Future Farmers of America and their advisers are getting highlights from a variety of ag operations.
Montana's leading industry is becoming increasingly diverse.
The Ag Opportunity Tour gives FFA members experience to meet challenges in ever growing markets.
FFA's top leaders got first hand glimpses of a feed mill in Hamilton.
The young farmers come from Richey and Fairfield, Great Falls, Missoula and Dillon.
"Montana across the state," said FFA Foundation executive director, Jaime Edmundson,"we have 87 chapters and 2,600 students."
Many students plan to build careers in the ag industry.
It could be a traditional farm or ranch, computer technology to design new tractors, or in the classroom.
"I'd love to be an agricultural teacher," said FFA member Warren Krone, from Vaughn,"and I really enjoy horses, so I'd like to be a horse trainer as well."
Warren Krone's going to college to double major in ag education and equestrian riding and training.
At Lakeland Feeds, students got tips on ag retail sales, and marketing,
"By 2050," said Jaime Edmundson,"we'll be feeding 9 billion people across the world."
Many of the young men and women at Friday's tour could be doing that feeding.
Students saw a high tech operation at Mu Juice Dairy in Corvallis.
They saw value added with Moo Poo Compost.
Gwynn Simeniuk is already in college, studying agricultural education and animal science.
Born and raised on a ranch, she said, "We are able to utilize different technology to diversify and manage our risks better. We also have to be more aware of consumer demand."
High land prices squeeze young starters out of the market.

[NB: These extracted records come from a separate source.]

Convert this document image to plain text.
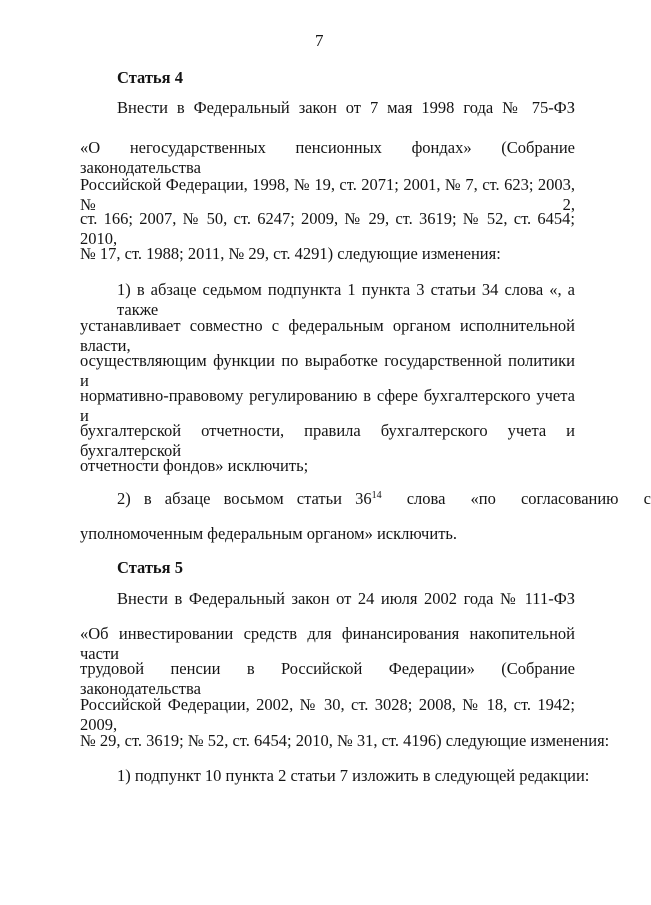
7
Статья 4
Внести в Федеральный закон от 7 мая 1998 года № 75-ФЗ
«О негосударственных пенсионных фондах» (Собрание законодательства
Российской Федерации, 1998, № 19, ст. 2071; 2001, № 7, ст. 623; 2003, № 2,
ст. 166; 2007, № 50, ст. 6247; 2009, № 29, ст. 3619; № 52, ст. 6454; 2010,
№ 17, ст. 1988; 2011, № 29, ст. 4291) следующие изменения:
1) в абзаце седьмом подпункта 1 пункта 3 статьи 34 слова «, а также
устанавливает совместно с федеральным органом исполнительной власти,
осуществляющим функции по выработке государственной политики и
нормативно-правовому регулированию в сфере бухгалтерского учета и
бухгалтерской отчетности, правила бухгалтерского учета и бухгалтерской
отчетности фондов» исключить;
2) в абзаце восьмом статьи $36^{14}$ слова «по согласованию с
уполномоченным федеральным органом» исключить.
Статья 5
Внести в Федеральный закон от 24 июля 2002 года № 111-ФЗ
«Об инвестировании средств для финансирования накопительной части
трудовой пенсии в Российской Федерации» (Собрание законодательства
Российской Федерации, 2002, № 30, ст. 3028; 2008, № 18, ст. 1942; 2009,
№ 29, ст. 3619; № 52, ст. 6454; 2010, № 31, ст. 4196) следующие изменения:
1) подпункт 10 пункта 2 статьи 7 изложить в следующей редакции:
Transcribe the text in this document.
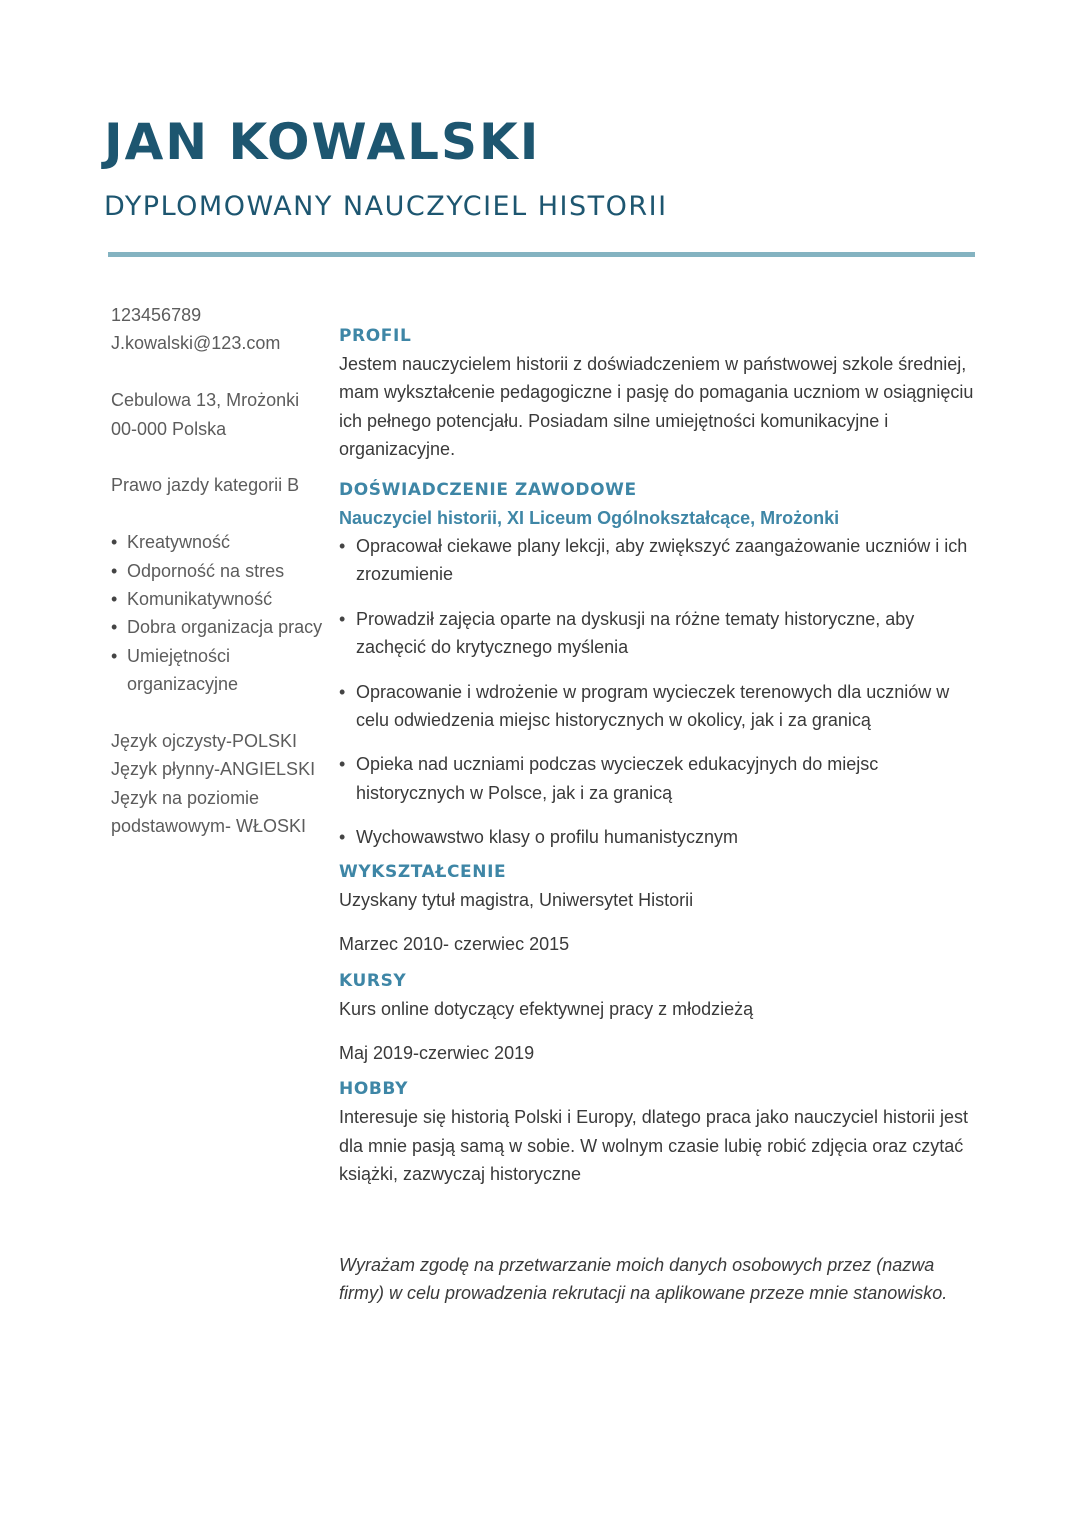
JAN KOWALSKI

DYPLOMOWANY NAUCZYCIEL HISTORII

123456789

J.kowalski@123.com

Cebulowa 13, Mrożonki

00-000 Polska

Prawo jazdy kategorii B

• Kreatywność
• Odporność na stres
• Komunikatywność
• Dobra organizacja pracy
• Umiejętności organizacyjne

Język ojczysty-POLSKI

Język płynny-ANGIELSKI

Język na poziomie podstawowym- WŁOSKI

PROFIL

Jestem nauczycielem historii z doświadczeniem w państwowej szkole średniej, mam wykształcenie pedagogiczne i pasję do pomagania uczniom w osiągnięciu ich pełnego potencjału. Posiadam silne umiejętności komunikacyjne i organizacyjne.

DOŚWIADCZENIE ZAWODOWE

Nauczyciel historii, XI Liceum Ogólnokształcące, Mrożonki

• Opracował ciekawe plany lekcji, aby zwiększyć zaangażowanie uczniów i ich zrozumienie
• Prowadził zajęcia oparte na dyskusji na różne tematy historyczne, aby zachęcić do krytycznego myślenia
• Opracowanie i wdrożenie w program wycieczek terenowych dla uczniów w celu odwiedzenia miejsc historycznych w okolicy, jak i za granicą
• Opieka nad uczniami podczas wycieczek edukacyjnych do miejsc historycznych w Polsce, jak i za granicą
• Wychowawstwo klasy o profilu humanistycznym

WYKSZTAŁCENIE

Uzyskany tytuł magistra, Uniwersytet Historii

Marzec 2010- czerwiec 2015

KURSY

Kurs online dotyczący efektywnej pracy z młodzieżą

Maj 2019-czerwiec 2019

HOBBY

Interesuje się historią Polski i Europy, dlatego praca jako nauczyciel historii jest dla mnie pasją samą w sobie. W wolnym czasie lubię robić zdjęcia oraz czytać książki, zazwyczaj historyczne

Wyrażam zgodę na przetwarzanie moich danych osobowych przez (nazwa firmy) w celu prowadzenia rekrutacji na aplikowane przeze mnie stanowisko.
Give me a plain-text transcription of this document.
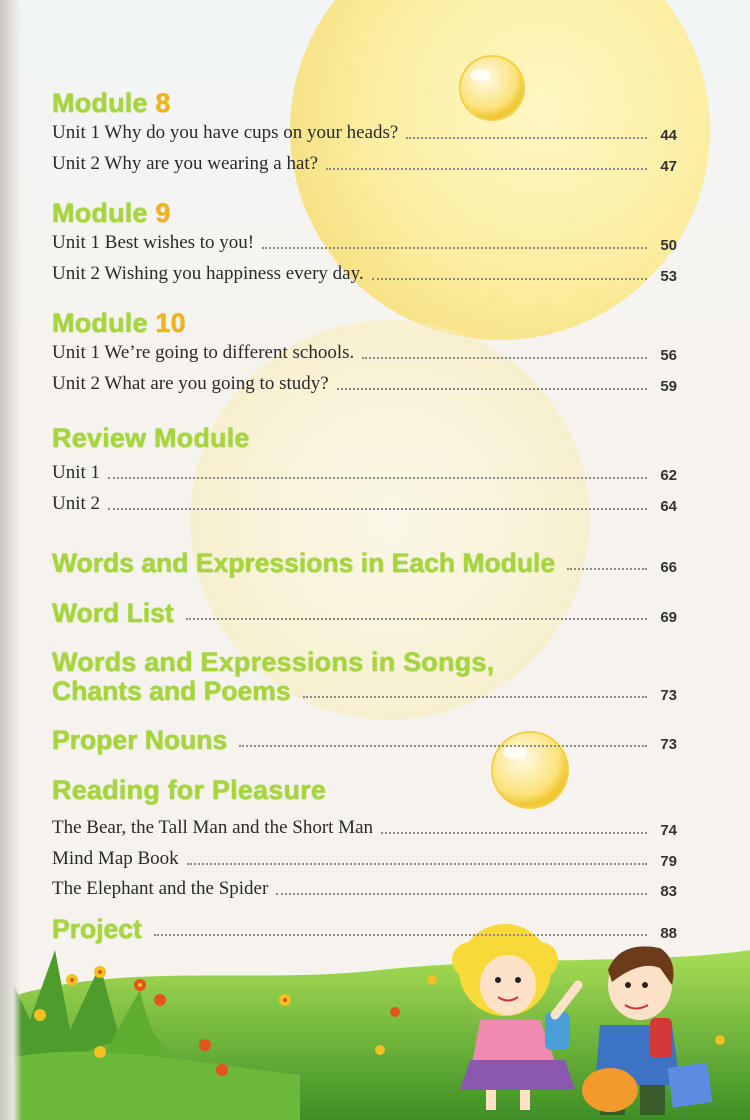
Module 8
Unit 1 Why do you have cups on your heads?	44
Unit 2 Why are you wearing a hat?	47
Module 9
Unit 1 Best wishes to you!	50
Unit 2 Wishing you happiness every day.	53
Module 10
Unit 1 We’re going to different schools.	56
Unit 2 What are you going to study?	59
Review Module
Unit 1	62
Unit 2	64
Words and Expressions in Each Module	66
Word List	69
Words and Expressions in Songs,
Chants and Poems	73
Proper Nouns	73
Reading for Pleasure
The Bear, the Tall Man and the Short Man	74
Mind Map Book	79
The Elephant and the Spider	83
Project	88
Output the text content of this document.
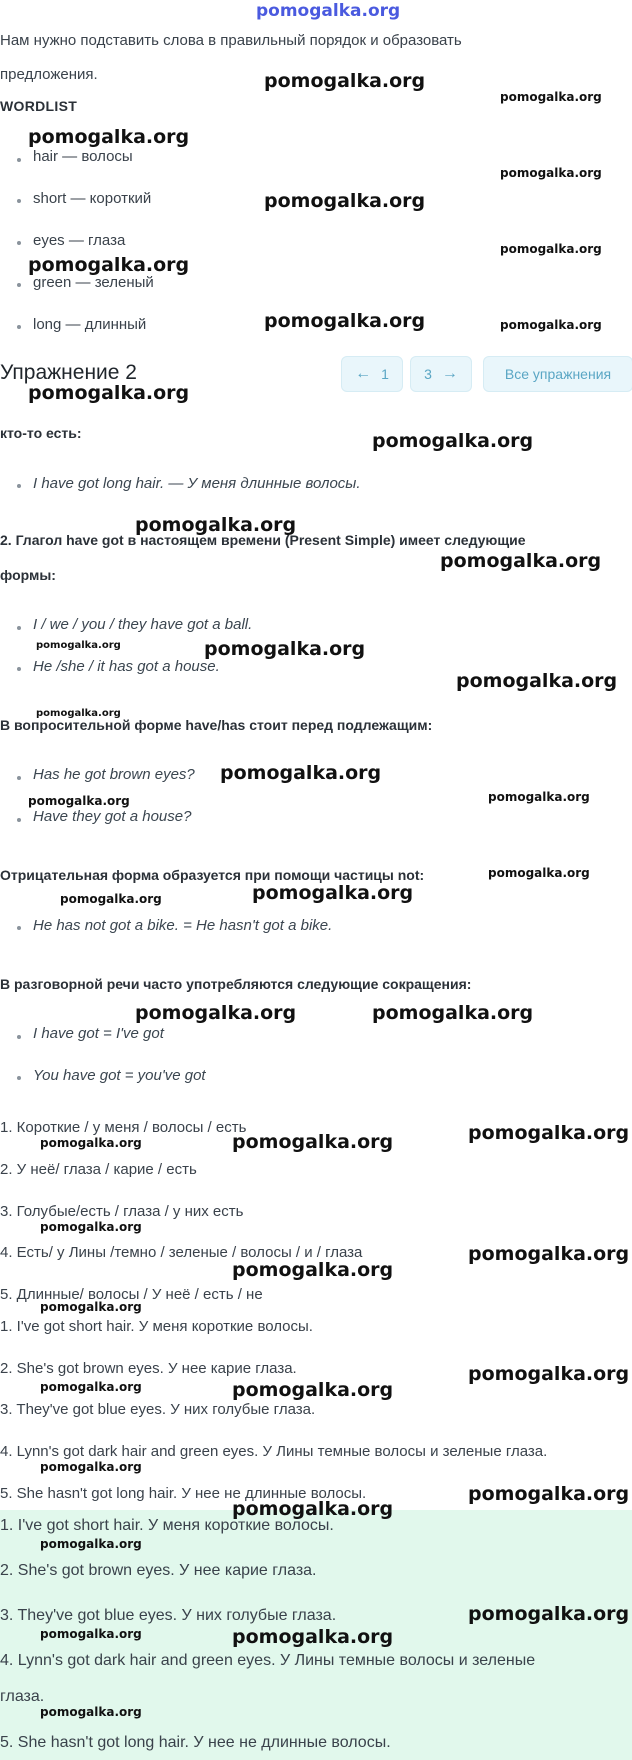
pomogalka.org
Нам нужно подставить слова в правильный порядок и образовать
предложения.
WORDLIST
hair — волосы
short — короткий
eyes — глаза
green — зеленый
long — длинный
Упражнение 2	← 1	3 →	Все упражнения
кто-то есть:
I have got long hair. — У меня длинные волосы.
2. Глагол have got в настоящем времени (Present Simple) имеет следующие
формы:
I / we / you / they have got a ball.
He /she / it has got a house.
В вопросительной форме have/has стоит перед подлежащим:
Has he got brown eyes?
Have they got a house?
Отрицательная форма образуется при помощи частицы not:
He has not got a bike. = He hasn't got a bike.
В разговорной речи часто употребляются следующие сокращения:
I have got = I've got
You have got = you've got
1. Короткие / у меня / волосы / есть
2. У неё/ глаза / карие / есть
3. Голубые/есть / глаза / у них есть
4. Есть/ у Лины /темно / зеленые / волосы / и / глаза
5. Длинные/ волосы / У неё / есть / не
1. I've got short hair. У меня короткие волосы.
2. She's got brown eyes. У нее карие глаза.
3. They've got blue eyes. У них голубые глаза.
4. Lynn's got dark hair and green eyes. У Лины темные волосы и зеленые глаза.
5. She hasn't got long hair. У нее не длинные волосы.
1. I've got short hair. У меня короткие волосы.
2. She's got brown eyes. У нее карие глаза.
3. They've got blue eyes. У них голубые глаза.
4. Lynn's got dark hair and green eyes. У Лины темные волосы и зеленые
глаза.
5. She hasn't got long hair. У нее не длинные волосы.
pomogalka.org
pomogalka.org
pomogalka.org
pomogalka.org
pomogalka.org
pomogalka.org
pomogalka.org
pomogalka.org	pomogalka.org
pomogalka.org
pomogalka.org
pomogalka.org
pomogalka.org
pomogalka.org	pomogalka.org
pomogalka.org
pomogalka.org
pomogalka.org
pomogalka.org	pomogalka.org
pomogalka.org
pomogalka.org	pomogalka.org
pomogalka.org	pomogalka.org
pomogalka.org
pomogalka.org	pomogalka.org
pomogalka.org
pomogalka.org
pomogalka.org
pomogalka.org
pomogalka.org
pomogalka.org
pomogalka.org
pomogalka.org
pomogalka.org
pomogalka.org
pomogalka.org
pomogalka.org
pomogalka.org	pomogalka.org
pomogalka.org
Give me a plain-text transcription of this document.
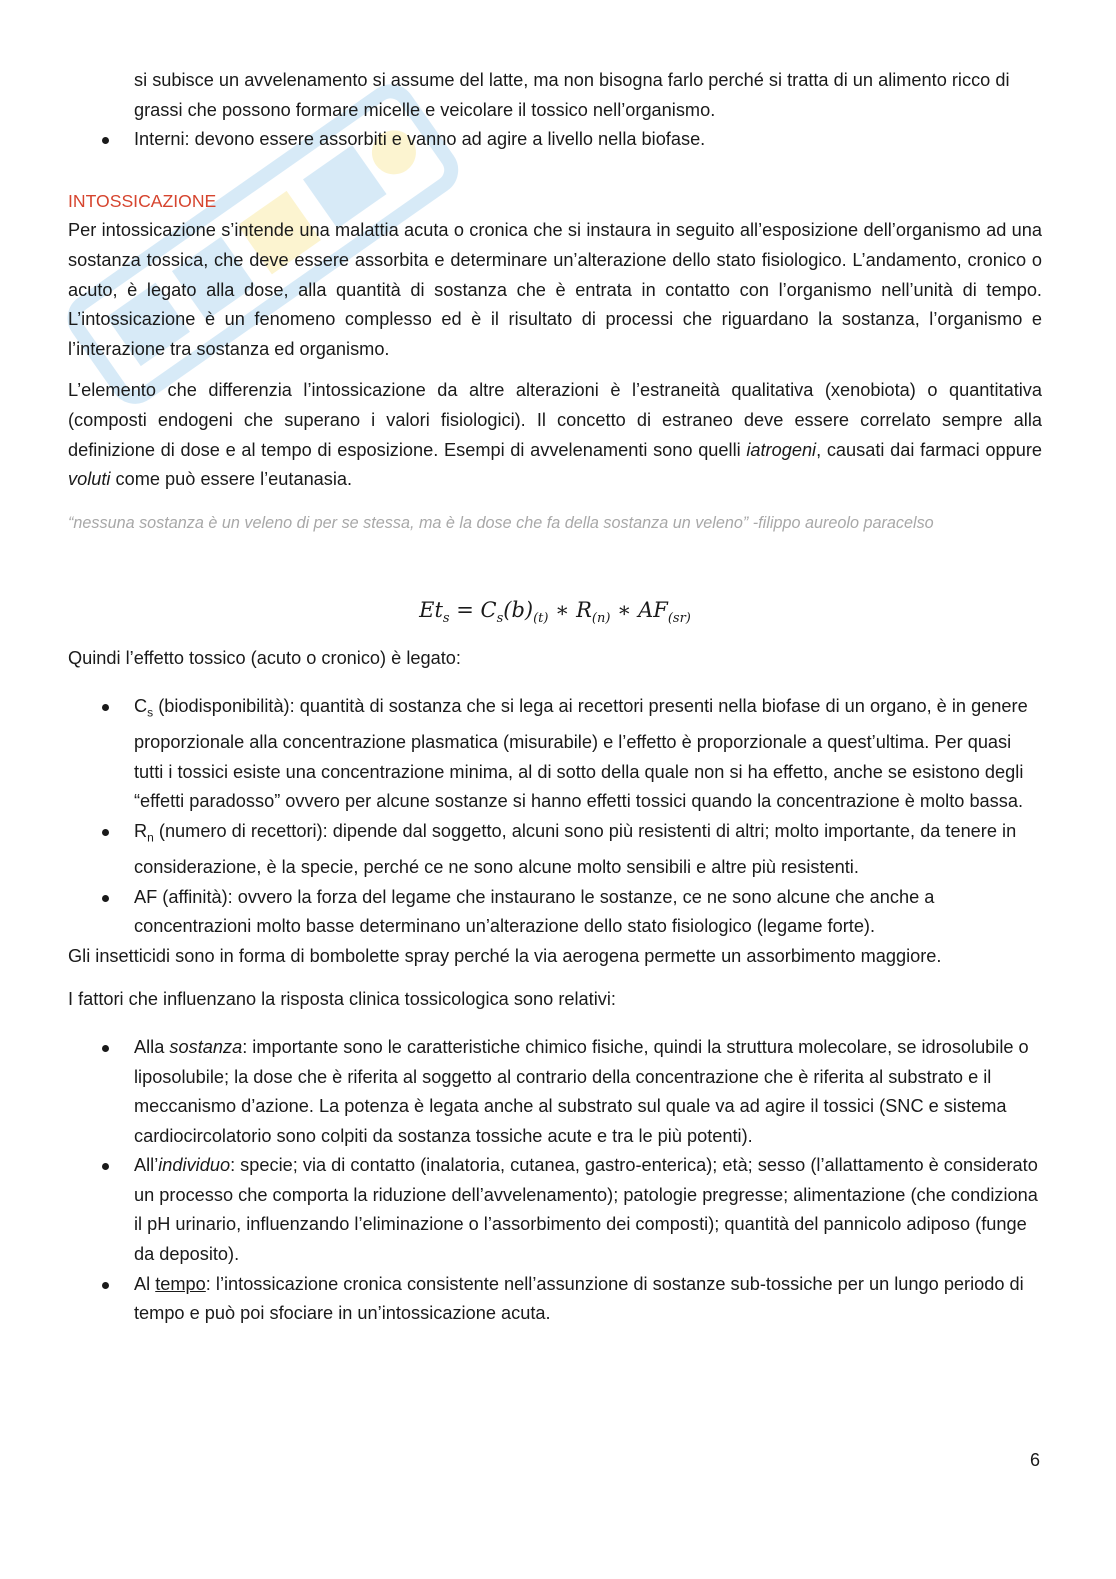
si subisce un avvelenamento si assume del latte, ma non bisogna farlo perché si tratta di un alimento ricco di grassi che possono formare micelle e veicolare il tossico nell’organismo.

Interni: devono essere assorbiti e vanno ad agire a livello nella biofase.

INTOSSICAZIONE

Per intossicazione s’intende una malattia acuta o cronica che si instaura in seguito all’esposizione dell’organismo ad una sostanza tossica, che deve essere assorbita e determinare un’alterazione dello stato fisiologico. L’andamento, cronico o acuto, è legato alla dose, alla quantità di sostanza che è entrata in contatto con l’organismo nell’unità di tempo. L’intossicazione è un fenomeno complesso ed è il risultato di processi che riguardano la sostanza, l’organismo e l’interazione tra sostanza ed organismo.

L’elemento che differenzia l’intossicazione da altre alterazioni è l’estraneità qualitativa (xenobiota) o quantitativa (composti endogeni che superano i valori fisiologici). Il concetto di estraneo deve essere correlato sempre alla definizione di dose e al tempo di esposizione. Esempi di avvelenamenti sono quelli iatrogeni, causati dai farmaci oppure voluti come può essere l’eutanasia.

“nessuna sostanza è un veleno di per se stessa, ma è la dose che fa della sostanza un veleno” -filippo aureolo paracelso

$Et_s = C_s(b)_{(t)}$ ∗ $R_{(n)}$ ∗ $AF_{(sr)}$

Quindi l’effetto tossico (acuto o cronico) è legato:

$C_s$ (biodisponibilità): quantità di sostanza che si lega ai recettori presenti nella biofase di un organo, è in genere proporzionale alla concentrazione plasmatica (misurabile) e l’effetto è proporzionale a quest’ultima. Per quasi tutti i tossici esiste una concentrazione minima, al di sotto della quale non si ha effetto, anche se esistono degli “effetti paradosso” ovvero per alcune sostanze si hanno effetti tossici quando la concentrazione è molto bassa.
$R_n$ (numero di recettori): dipende dal soggetto, alcuni sono più resistenti di altri; molto importante, da tenere in considerazione, è la specie, perché ce ne sono alcune molto sensibili e altre più resistenti.
AF (affinità): ovvero la forza del legame che instaurano le sostanze, ce ne sono alcune che anche a concentrazioni molto basse determinano un’alterazione dello stato fisiologico (legame forte).

Gli insetticidi sono in forma di bombolette spray perché la via aerogena permette un assorbimento maggiore.

I fattori che influenzano la risposta clinica tossicologica sono relativi:

Alla sostanza: importante sono le caratteristiche chimico fisiche, quindi la struttura molecolare, se idrosolubile o liposolubile; la dose che è riferita al soggetto al contrario della concentrazione che è riferita al substrato e il meccanismo d’azione. La potenza è legata anche al substrato sul quale va ad agire il tossici (SNC e sistema cardiocircolatorio sono colpiti da sostanza tossiche acute e tra le più potenti).
All’individuo: specie; via di contatto (inalatoria, cutanea, gastro-enterica); età; sesso (l’allattamento è considerato un processo che comporta la riduzione dell’avvelenamento); patologie pregresse; alimentazione (che condiziona il pH urinario, influenzando l’eliminazione o l’assorbimento dei composti); quantità del pannicolo adiposo (funge da deposito).
Al tempo: l’intossicazione cronica consistente nell’assunzione di sostanze sub-tossiche per un lungo periodo di tempo e può poi sfociare in un’intossicazione acuta.
6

Farms and ranches are disappearing under development.
Once they're gone, they're gone.
Farmers and ranchers are getting old, and aren't being replaced.
But nobody's going to quit eating.
"People should realize where their food comes from and be more involved in the ag process,"said Missoula FFA member Austin Standley,"because then people are removed from that and they lose connection and the industry suffers."
Agriculture needs young men like Austin, who also wants to be an agriculture teacher, and especially enjoys raising beef cattle.